Thank you for posting such timely data.  I bet a lot of buyers will be caught off guard.  Have a great day. 

Sep 28, 2009 11:13 AM
Renée Donohue~Home Photography
Savvy Home Pix - Allegan, MI
Western Michigan Real Estate Photographer

Well we do need less buyers in the pool for more inventory but those that don't have built up traditional tradelines and very little history (young first time buyers) are going to be hurt!

Sep 28, 2009 01:07 PM
George Souto
George Souto NMLS #65149 FHA, CHFA, VA Mortgages - Middletown, CT
Your Connecticut Mortgage Expert

Esko, we have been dealing with the added layering by investors around here for a while, so these Fannie Mae changes will not effect me much unless it causes investors to further tighten things up and raise their minimum credit scores again.

Sep 28, 2009 01:58 PM
Esko Kiuru
Bethesda, MD

Ellen,

Predictably it shouldn't affect the market too much. We all hope.

Sep 29, 2009 06:24 AM
Esko Kiuru
Bethesda, MD

Renee,

First-timers likely will be affected the most.

Sep 29, 2009 06:25 AM
Esko Kiuru
Bethesda, MD

George,

The trend seems to be towards tightening, to stem further losses, so hopefully it won't go too far.

Sep 29, 2009 06:26 AM
Anonymous
Tim Manni

Esko,

How are you?

I see this increase as a good thing. Although I do understand it will limit some borrowers' abilities to secure a loan, part of housing's long-term recovery is to establish a foundation of credit-quality borrowers that will be better suited to maintain their loans throughout the future.

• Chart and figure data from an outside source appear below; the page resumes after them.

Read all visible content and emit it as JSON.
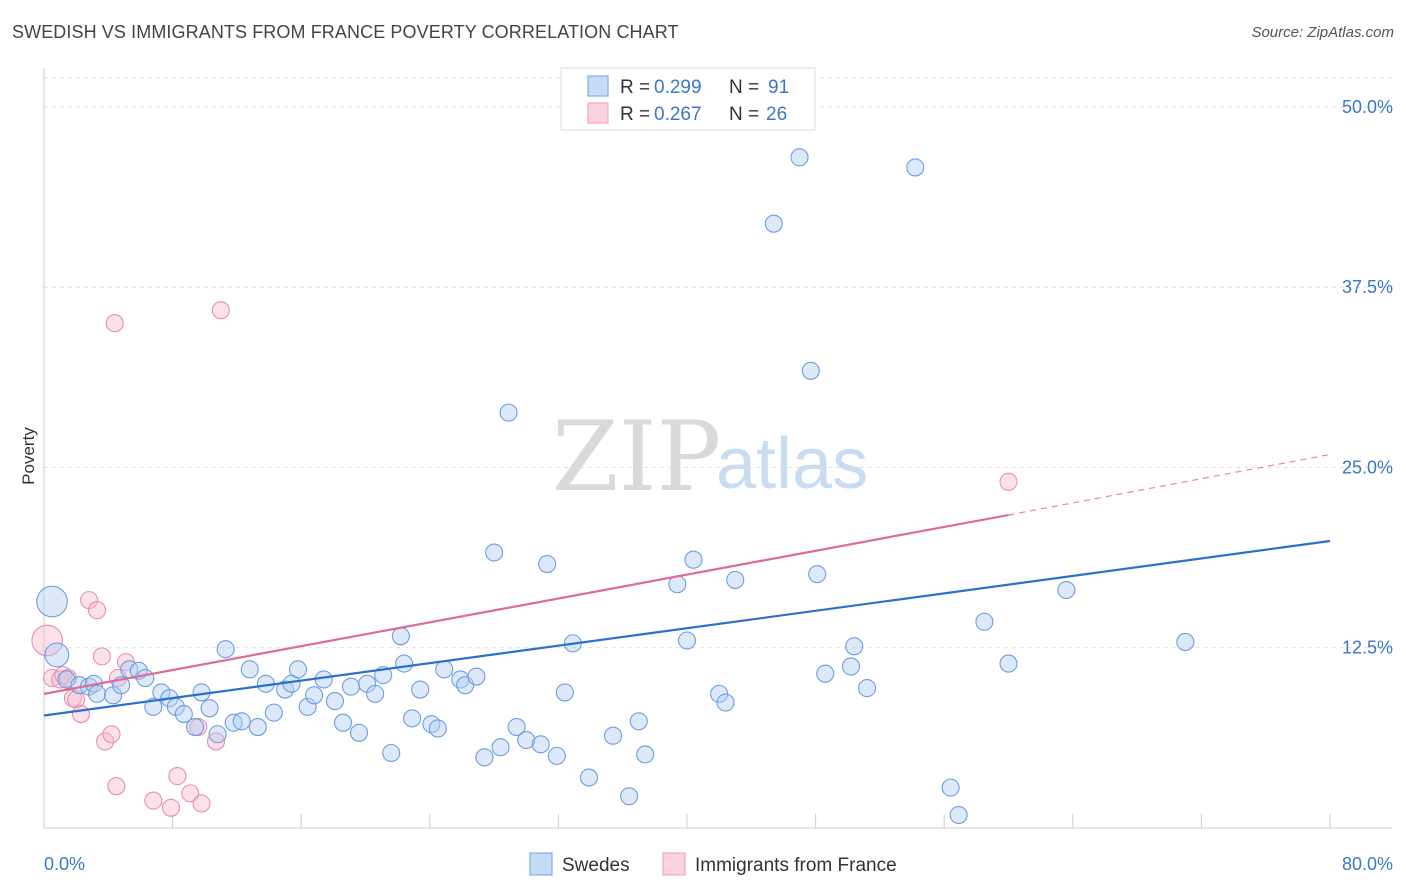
{
  "title": "SWEDISH VS IMMIGRANTS FROM FRANCE POVERTY CORRELATION CHART",
  "source": "Source: ZipAtlas.com",
  "watermark": {
    "zip": "ZIP",
    "atlas": "atlas"
  },
  "chart_data": {
    "type": "scatter",
    "title": "SWEDISH VS IMMIGRANTS FROM FRANCE POVERTY CORRELATION CHART",
    "xlabel": "",
    "ylabel": "Poverty",
    "xlim": [
      0,
      80
    ],
    "ylim": [
      0,
      52
    ],
    "x_tick_labels": [
      "0.0%",
      "80.0%"
    ],
    "y_ticks": [
      12.5,
      25.0,
      37.5,
      50.0
    ],
    "y_tick_labels": [
      "12.5%",
      "25.0%",
      "37.5%",
      "50.0%"
    ],
    "grid": true,
    "legend_placement": "top-center",
    "colors": {
      "swedes": "#7eaee6",
      "france": "#f3a7c0",
      "swedes_line": "#2e6fce",
      "france_line": "#e06b95"
    },
    "stats": [
      {
        "r_label": "R = ",
        "r": "0.299",
        "n_label": "N = ",
        "n": "91"
      },
      {
        "r_label": "R = ",
        "r": "0.267",
        "n_label": "N = ",
        "n": "26"
      }
    ],
    "series": [
      {
        "name": "Swedes",
        "trend": {
          "x": [
            0,
            80
          ],
          "y": [
            7.8,
            19.9
          ]
        },
        "points": [
          [
            0.5,
            15.7,
            1.8
          ],
          [
            0.8,
            12.0,
            1.4
          ],
          [
            1.4,
            10.3,
            1
          ],
          [
            2.2,
            9.9,
            1
          ],
          [
            2.8,
            9.8,
            1
          ],
          [
            3.1,
            10.0,
            1
          ],
          [
            3.3,
            9.3,
            1
          ],
          [
            4.3,
            9.2,
            1
          ],
          [
            4.8,
            9.9,
            1
          ],
          [
            5.3,
            11.0,
            1
          ],
          [
            5.9,
            10.9,
            1
          ],
          [
            6.3,
            10.4,
            1
          ],
          [
            6.8,
            8.4,
            1
          ],
          [
            7.3,
            9.4,
            1
          ],
          [
            7.8,
            9.0,
            1
          ],
          [
            8.2,
            8.4,
            1
          ],
          [
            8.7,
            7.9,
            1
          ],
          [
            9.4,
            7.0,
            1
          ],
          [
            9.8,
            9.4,
            1
          ],
          [
            10.3,
            8.3,
            1
          ],
          [
            10.8,
            6.5,
            1
          ],
          [
            11.3,
            12.4,
            1
          ],
          [
            11.8,
            7.3,
            1
          ],
          [
            12.3,
            7.4,
            1
          ],
          [
            12.8,
            11.0,
            1
          ],
          [
            13.3,
            7.0,
            1
          ],
          [
            13.8,
            10.0,
            1
          ],
          [
            14.3,
            8.0,
            1
          ],
          [
            15.0,
            9.6,
            1
          ],
          [
            15.4,
            10.0,
            1
          ],
          [
            15.8,
            11.0,
            1
          ],
          [
            16.4,
            8.4,
            1
          ],
          [
            16.8,
            9.2,
            1
          ],
          [
            17.4,
            10.3,
            1
          ],
          [
            18.1,
            8.8,
            1
          ],
          [
            18.6,
            7.3,
            1
          ],
          [
            19.1,
            9.8,
            1
          ],
          [
            19.6,
            6.6,
            1
          ],
          [
            20.1,
            10.0,
            1
          ],
          [
            20.6,
            9.3,
            1
          ],
          [
            21.1,
            10.6,
            1
          ],
          [
            21.6,
            5.2,
            1
          ],
          [
            22.2,
            13.3,
            1
          ],
          [
            22.4,
            11.4,
            1
          ],
          [
            22.9,
            7.6,
            1
          ],
          [
            23.4,
            9.6,
            1
          ],
          [
            24.1,
            7.2,
            1
          ],
          [
            24.5,
            6.9,
            1
          ],
          [
            24.9,
            11.0,
            1
          ],
          [
            25.9,
            10.3,
            1
          ],
          [
            26.2,
            9.9,
            1
          ],
          [
            26.9,
            10.5,
            1
          ],
          [
            27.4,
            4.9,
            1
          ],
          [
            28.0,
            19.1,
            1
          ],
          [
            28.4,
            5.6,
            1
          ],
          [
            28.9,
            28.8,
            1
          ],
          [
            29.4,
            7.0,
            1
          ],
          [
            30.0,
            6.1,
            1
          ],
          [
            30.9,
            5.8,
            1
          ],
          [
            31.3,
            18.3,
            1
          ],
          [
            31.9,
            5.0,
            1
          ],
          [
            32.4,
            9.4,
            1
          ],
          [
            32.9,
            12.8,
            1
          ],
          [
            33.9,
            3.5,
            1
          ],
          [
            35.4,
            6.4,
            1
          ],
          [
            36.4,
            2.2,
            1
          ],
          [
            37.0,
            7.4,
            1
          ],
          [
            37.4,
            5.1,
            1
          ],
          [
            39.4,
            16.9,
            1
          ],
          [
            40.0,
            13.0,
            1
          ],
          [
            40.4,
            18.6,
            1
          ],
          [
            42.0,
            9.3,
            1
          ],
          [
            42.4,
            8.7,
            1
          ],
          [
            43.0,
            17.2,
            1
          ],
          [
            45.4,
            41.9,
            1
          ],
          [
            47.0,
            46.5,
            1
          ],
          [
            47.7,
            31.7,
            1
          ],
          [
            48.1,
            17.6,
            1
          ],
          [
            48.6,
            10.7,
            1
          ],
          [
            50.2,
            11.2,
            1
          ],
          [
            50.4,
            12.6,
            1
          ],
          [
            51.2,
            9.7,
            1
          ],
          [
            54.2,
            45.8,
            1
          ],
          [
            56.4,
            2.8,
            1
          ],
          [
            56.9,
            0.9,
            1
          ],
          [
            58.5,
            14.3,
            1
          ],
          [
            60.0,
            11.4,
            1
          ],
          [
            63.6,
            16.5,
            1
          ],
          [
            71.0,
            12.9,
            1
          ]
        ]
      },
      {
        "name": "Immigrants from France",
        "trend": {
          "x": [
            0,
            60
          ],
          "y": [
            9.3,
            21.7
          ]
        },
        "trend_dashed": {
          "x": [
            60,
            80
          ],
          "y": [
            21.7,
            25.9
          ]
        },
        "points": [
          [
            0.2,
            13.0,
            1.8
          ],
          [
            0.5,
            10.4,
            1
          ],
          [
            1.0,
            10.3,
            1
          ],
          [
            1.2,
            10.6,
            1
          ],
          [
            1.5,
            10.4,
            1
          ],
          [
            1.8,
            9.0,
            1
          ],
          [
            2.0,
            8.9,
            1
          ],
          [
            2.3,
            7.9,
            1
          ],
          [
            2.8,
            15.8,
            1
          ],
          [
            3.3,
            15.1,
            1
          ],
          [
            3.6,
            11.9,
            1
          ],
          [
            3.8,
            6.0,
            1
          ],
          [
            4.2,
            6.5,
            1
          ],
          [
            4.6,
            10.4,
            1
          ],
          [
            4.5,
            2.9,
            1
          ],
          [
            4.4,
            35.0,
            1
          ],
          [
            5.1,
            11.5,
            1
          ],
          [
            6.8,
            1.9,
            1
          ],
          [
            7.9,
            1.4,
            1
          ],
          [
            8.3,
            3.6,
            1
          ],
          [
            9.1,
            2.4,
            1
          ],
          [
            9.6,
            7.0,
            1
          ],
          [
            9.8,
            1.7,
            1
          ],
          [
            10.7,
            6.0,
            1
          ],
          [
            11.0,
            35.9,
            1
          ],
          [
            60.0,
            24.0,
            1
          ]
        ]
      }
    ]
  }
}
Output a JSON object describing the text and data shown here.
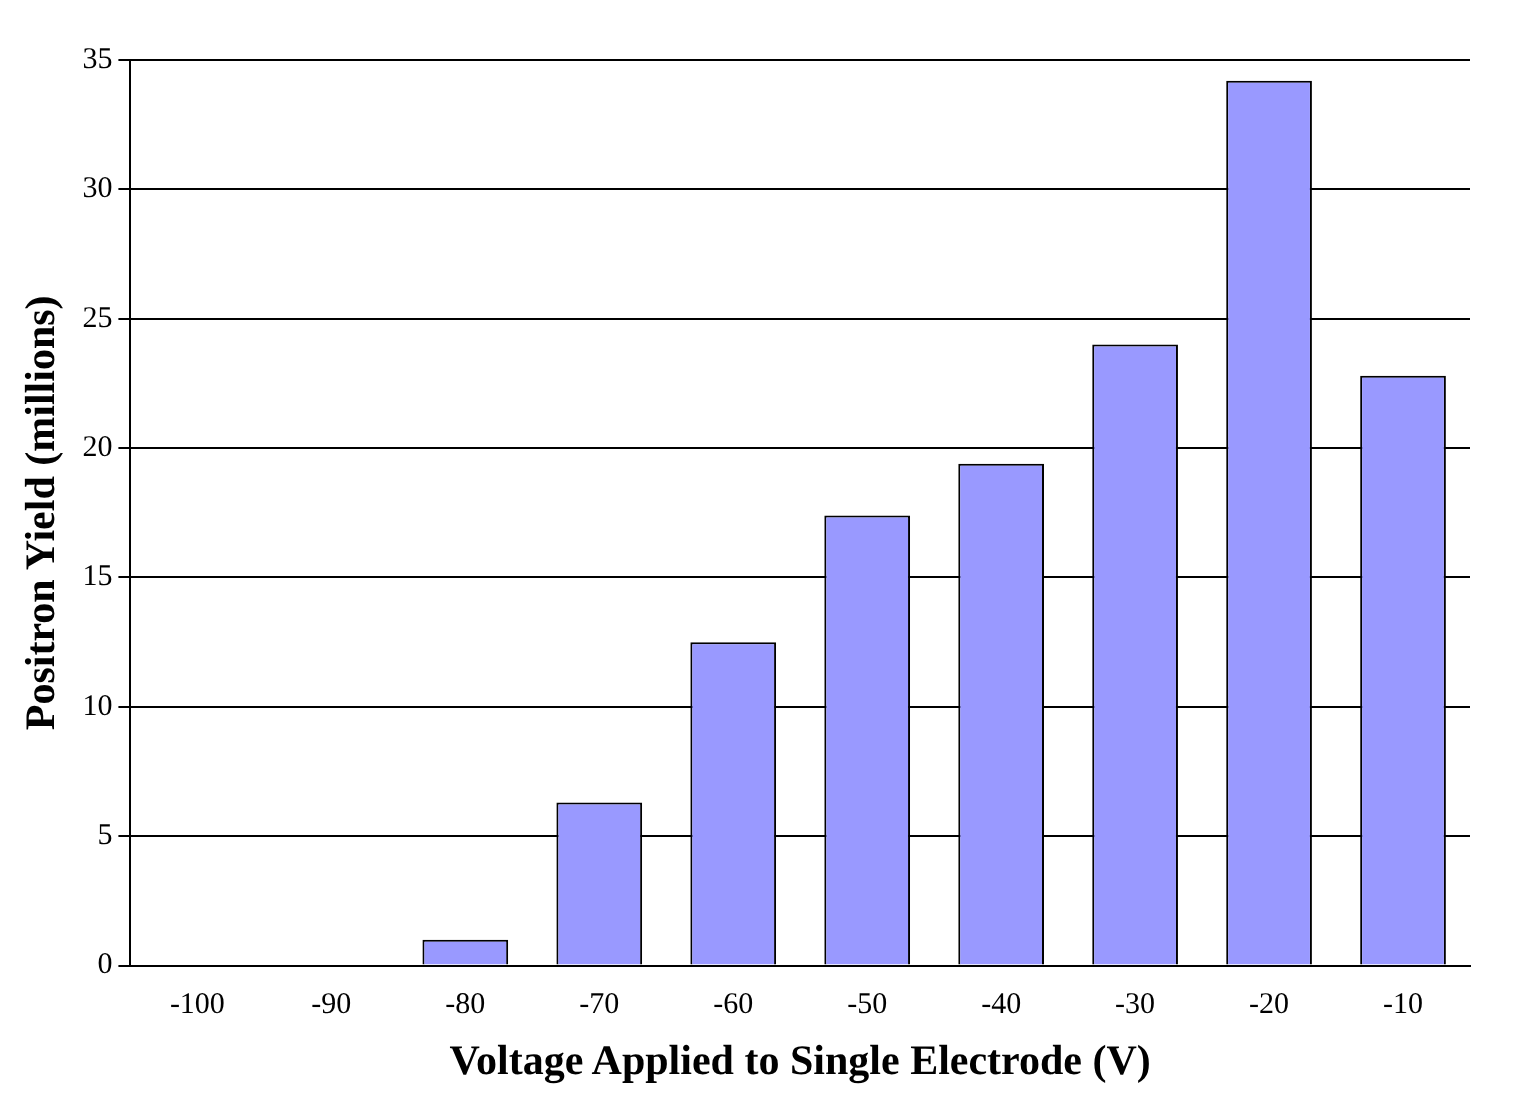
{
  "chart_data": {
    "type": "bar",
    "xlabel": "Voltage Applied to Single Electrode (V)",
    "ylabel": "Positron Yield (millions)",
    "categories": [
      "-100",
      "-90",
      "-80",
      "-70",
      "-60",
      "-50",
      "-40",
      "-30",
      "-20",
      "-10"
    ],
    "values": [
      0,
      0,
      1.0,
      6.3,
      12.5,
      17.4,
      19.4,
      24.0,
      34.2,
      22.8
    ],
    "color": "#9999ff",
    "ylim": [
      0,
      35
    ],
    "yticks": [
      0,
      5,
      10,
      15,
      20,
      25,
      30,
      35
    ],
    "grid": "y",
    "legend": false
  }
}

Here's something else to consider (I've been writing about it a lot lately): the re-emergence of the mortgage insurance (MI) industry in the marketplace will serve to better consumer credit conditions. Since standards are so tight (and tightening), it has been very difficult to get a loan without close to 20% down. If MI regained their market share, many consumers would see those downpayment restrictions loosen considerably, and homeownership could become a more realistic goal for many.

Thoughts?

Hope you're well, hope to hear from you soon,

Tim

Sep 30, 2009 03:52 AM
#7
Esko Kiuru
Bethesda, MD

Tim,

It's great to see the mortgage insurance industry getting back on its feet. Housing overall will benefit from it. Little by little we are climbing out of this messy hole.